Secondly, I calculate the point estimate (mean). To do so, I need to determine the mean for each level of categorical variable for the education variable.

#Determine mean
by(gssNA$educ, gssNA$strongviewshomosex, mean)
## gssNA$strongviewshomosex: Always Wrong
## [1] 12.03811
## -------------------------------------------------------- 
## gssNA$strongviewshomosex: Not Wrong At All
## [1] 14.11993

\[Z = \frac{point estimate - null value}{SE}\] \[Z = \frac{14.1199-12.0381}{0.03997900323287438946824542558142} = 52.072\] I use a significance level of 0.05.

Check conditions

After determining the standard error and the point estimate, I check the conditions in order to apply the inference method.

  • Independence within groups: The GSS survey is conducted face-to-face with an in-person interview by the National Opinion Research Center at the University of Chicago, of adults (18+) in randomly selected households. Hence, this condition is met.
  • Independence between groups: The observations are not paired data and hence independent. This condition is met.
  • Sample size/ skew: Each sample size is larger than 30 observations. \[n_{Always Wrong} = 21542\] and \[n_{Not Wrong At All} = 7271\]. This condition is met.

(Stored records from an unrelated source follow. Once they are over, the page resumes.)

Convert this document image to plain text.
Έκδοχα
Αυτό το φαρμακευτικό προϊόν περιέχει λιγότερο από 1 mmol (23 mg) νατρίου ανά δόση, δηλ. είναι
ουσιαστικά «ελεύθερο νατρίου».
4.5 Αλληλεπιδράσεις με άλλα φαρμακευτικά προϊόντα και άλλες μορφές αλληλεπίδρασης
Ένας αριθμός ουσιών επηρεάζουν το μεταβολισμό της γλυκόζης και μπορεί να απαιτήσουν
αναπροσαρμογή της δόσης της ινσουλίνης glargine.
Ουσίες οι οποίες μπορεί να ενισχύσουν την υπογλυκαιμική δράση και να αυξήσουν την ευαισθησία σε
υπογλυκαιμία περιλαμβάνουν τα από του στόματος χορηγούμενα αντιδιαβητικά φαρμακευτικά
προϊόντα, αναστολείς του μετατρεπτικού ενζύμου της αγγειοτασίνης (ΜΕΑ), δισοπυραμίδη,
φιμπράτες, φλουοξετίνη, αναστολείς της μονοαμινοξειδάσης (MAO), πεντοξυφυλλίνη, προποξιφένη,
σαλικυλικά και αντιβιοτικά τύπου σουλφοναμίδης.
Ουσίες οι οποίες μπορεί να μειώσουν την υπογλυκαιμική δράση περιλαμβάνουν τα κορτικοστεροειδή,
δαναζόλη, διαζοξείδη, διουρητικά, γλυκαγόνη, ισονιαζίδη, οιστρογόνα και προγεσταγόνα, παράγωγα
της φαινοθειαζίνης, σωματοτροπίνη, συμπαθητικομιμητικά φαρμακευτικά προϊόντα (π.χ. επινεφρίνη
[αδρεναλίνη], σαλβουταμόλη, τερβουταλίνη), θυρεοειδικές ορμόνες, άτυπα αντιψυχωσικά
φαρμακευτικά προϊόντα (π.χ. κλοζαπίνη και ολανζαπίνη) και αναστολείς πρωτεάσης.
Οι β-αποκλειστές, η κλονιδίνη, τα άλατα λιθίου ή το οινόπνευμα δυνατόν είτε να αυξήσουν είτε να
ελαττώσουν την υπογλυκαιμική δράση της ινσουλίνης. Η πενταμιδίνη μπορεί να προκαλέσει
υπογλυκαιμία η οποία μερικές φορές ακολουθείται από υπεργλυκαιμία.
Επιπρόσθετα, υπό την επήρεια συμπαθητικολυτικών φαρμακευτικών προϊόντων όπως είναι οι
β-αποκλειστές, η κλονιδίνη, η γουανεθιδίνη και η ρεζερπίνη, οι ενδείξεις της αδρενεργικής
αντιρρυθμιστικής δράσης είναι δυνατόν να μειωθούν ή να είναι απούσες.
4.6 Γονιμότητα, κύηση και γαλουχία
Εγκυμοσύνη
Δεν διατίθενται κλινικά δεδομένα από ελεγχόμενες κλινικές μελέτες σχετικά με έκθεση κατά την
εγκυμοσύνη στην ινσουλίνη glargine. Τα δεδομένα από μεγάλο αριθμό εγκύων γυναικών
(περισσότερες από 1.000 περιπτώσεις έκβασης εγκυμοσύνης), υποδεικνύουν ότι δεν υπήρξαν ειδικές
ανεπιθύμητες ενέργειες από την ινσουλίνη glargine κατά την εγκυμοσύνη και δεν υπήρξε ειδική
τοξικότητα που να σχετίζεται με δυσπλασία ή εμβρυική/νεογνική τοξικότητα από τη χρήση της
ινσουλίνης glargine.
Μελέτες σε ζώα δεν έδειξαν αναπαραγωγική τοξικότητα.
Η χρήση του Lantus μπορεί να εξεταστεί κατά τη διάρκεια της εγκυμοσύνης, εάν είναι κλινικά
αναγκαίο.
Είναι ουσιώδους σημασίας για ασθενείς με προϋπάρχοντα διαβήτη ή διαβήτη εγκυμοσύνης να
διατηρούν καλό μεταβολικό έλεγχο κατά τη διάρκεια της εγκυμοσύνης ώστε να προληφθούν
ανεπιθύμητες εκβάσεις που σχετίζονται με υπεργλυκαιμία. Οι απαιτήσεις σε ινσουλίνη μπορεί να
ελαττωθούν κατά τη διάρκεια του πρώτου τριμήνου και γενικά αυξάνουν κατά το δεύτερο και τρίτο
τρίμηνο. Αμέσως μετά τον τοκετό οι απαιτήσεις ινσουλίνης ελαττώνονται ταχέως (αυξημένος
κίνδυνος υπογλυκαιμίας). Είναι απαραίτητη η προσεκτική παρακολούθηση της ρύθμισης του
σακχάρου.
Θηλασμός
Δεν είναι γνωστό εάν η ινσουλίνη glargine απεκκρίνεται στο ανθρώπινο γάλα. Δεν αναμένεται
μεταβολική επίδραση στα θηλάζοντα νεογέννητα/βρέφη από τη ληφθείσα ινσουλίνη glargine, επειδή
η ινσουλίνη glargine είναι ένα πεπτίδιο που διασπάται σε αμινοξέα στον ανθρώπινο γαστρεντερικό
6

Draw sampling distribution, shade p-value, calculate test statistic

inference(gssNA$educ, gssNA$strongviewshomosex, est="mean", type="ht", method="theoretical", alternative="greater", null=0, order=c("Not Wrong At All", "Always Wrong"))
## Response variable: numerical, Explanatory variable: categorical
## Difference between two means
## Summary statistics:
## n_Not Wrong At All = 7271, mean_Not Wrong At All = 14.1199, sd_Not Wrong At All = 2.8957
## n_Always Wrong = 21542, mean_Always Wrong = 12.0381, sd_Always Wrong = 3.0965
## Observed difference between means (Not Wrong At All-Always Wrong) = 2.0818
## H0: mu_Not Wrong At All - mu_Always Wrong = 0 
## HA: mu_Not Wrong At All - mu_Always Wrong > 0 
## Standard error = 0.04 
## Test statistic: Z =  52.072 
## p-value =  0

Conclusion

The test statistic is larger than 52, and hence is over 52 standard deviations away from the mean. From this I can conclude that the p-value must be very small if not 0. As the inference function calculates the p-value as 0, which is smaller than the set significance level (0.05), I reject the null hypothesis in favor of the alternative hypothesis.

The data and the inference show that there is convincing evidence that indeed on average, US citizen that find homosexual relationships Not Wrong At All have more years of education than US citizen that find homosexual relationships Always Wrong.

In this project I investigated the following question: “Is there a relationship between strong opinions on same sex relationships and years of education?”. The data and the inference test confirmed a relationship between respondents’ strong views on same sex relationships and years of education. Respondents who view same sex relationships as Not Wrong At All have, on average, 14.12 years of education and respondents who view same sex relationships as Always Wrong have, on average, 12.04 years of education.